I start putting money in a bag and throw the guard a stack a thousand dollars.

I dump the money in the trunk of my purple mustang. I go back inside the bank and everyone has stopped dicking around with the floating yellow letters. The other two guards looked up and started running towards me. I took out one of my yellow yoyos and swung it towards one of the guards. The yoyo hits him square on the face and knocks him out. I then swing the second yellow yoyo knocking the second guard out, leaving only the guard I bribed. I then go up to the bribed guard.

 

“Hey buddy old pal, old chum, I was wondering could you move the rest of the money to the back seat of my car while I entertain the people hear at the bank,” I ask.

“Sure,” He says going towards the vault.

 

I then set up a stage. I put on a top hat and get on stage.

 

“Hello ladies and gentlemen of the bank I’m currently robbing blind, I will be your entertainment for this afternoon,” I say.

 

The people in the bank sit in the folding chairs I had set up.

 

“For my first trick, I’ll need a volunteer could I have someone from the audience?” I ask. A few audience members raise their hands.

 

I pick a young woman who looks about 20. She walks up to the stage. I hold out a hand full of cards.

 

“Pick a card,” I say.

 

She picks a card and puts it back into the deck. I shuffle the cards.

 

“Now if you don’t mind could you find it again,” I say handing her the deck. She ruffles through the deck searching.

“I can’t find it,” She says.

“Well most people keep their cards in their wallets,” I say smugly.

“No, no way,” She says smiling with wonder taking out her wallet.

 

She opens the card pocket and takes out a 7 of hearts.

 

“No way! What the fuck? How did you do that?” She asks curiously as the crowd applauses.

“You in the 3rd row 7th seat could you please check your bag,” I say. The woman in the 7th seat checks her purse to find a heart shaped box of chocolates.

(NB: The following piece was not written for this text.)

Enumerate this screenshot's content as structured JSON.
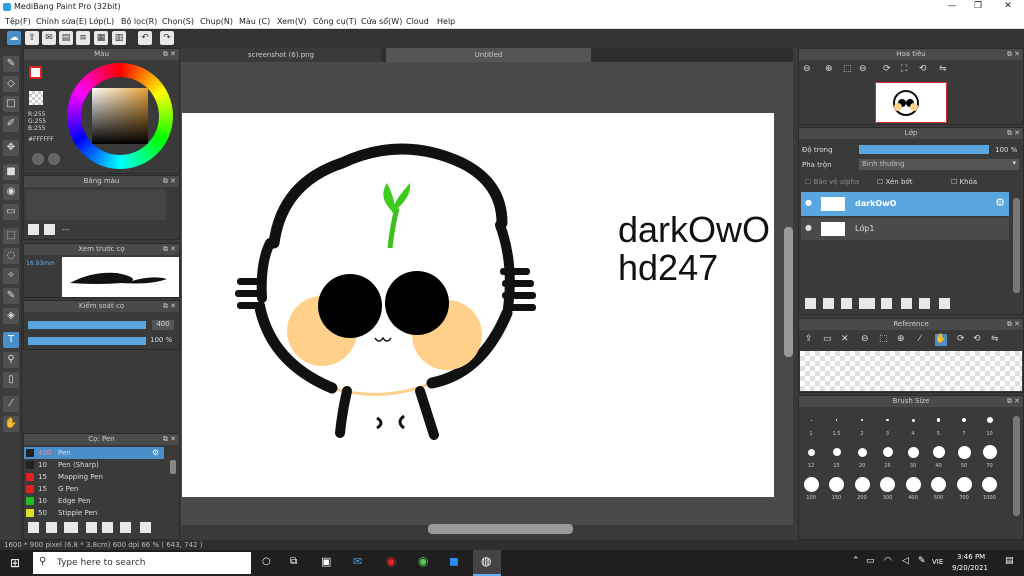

“Holy shit 7th seat heart, 7 of hearts holy shit how did you know?” The lady says shocked.

 

I do a few more tricks until I hear police sirens, it’s the cops. I grab a bag of cash before I leave.

 

“You’ve all been such a lovely audience today you each get $5,000.00,” I say as the bribed guard passes out their money. They cheer as I walk out. Outside the door is a whole blockade of cops with assault rifles trained on me. There is a cop who is a bit taller than the rest and is wearing sunglasses and a silver scarf, he has a metal baseball bat over his shoulder.

 

“Hey you, you’re Captain Yoyo, infamous thief of New York, I’m Chief of Department Leo Mal of the NYPD and I’m going to stop you,” He says. Yellow letters float near him that say.

 

Chief of Department Leo Mal

Leader of the NYPD

 

“Men open fire,” Chief Mal says as all the cops begin firing at me.

 

Since this is a book and the protagonist can’t be killed by a nameless goon every shot misses completely.

 

“That’s some real storm trooper aim you got there fellas, but can I fight the big boy, one on one,” I say.

 

Chief Mal walks up to me.

 

“I have a wife named Claudia, I will not lose this fight,” The chief says.

 

I swing my two yoyos at him using them like maces. Yellow energy flows from them as I attempt to knock him out. They yoyos give him two cuts on his chest he swings at me with his bat. I dodge it there’s blue energy emanating off the bat. I dodge 2 more swings and then smack him in the face with a yellow yoyo. He staggers backwards.

 

“Captain Yoyo huh, more like Yoyo’s bizarre adventure,” Chief Mal says.

“That reference was as funny as inhaling antifreeze,” I say.

 

He smacks me in the chest with the baseball bat I stagger a little. I proceed to throw down a smoke bomb and disappear in the yellow smoke. I then peel off in my purple mustang. 100,000 cops begin to chase me in cop cars they are in hot pursuit. I take one small turn and throw a pillow in the face of the cop thats closest. They all crash into each other at the same time creating the world’s biggest pile up.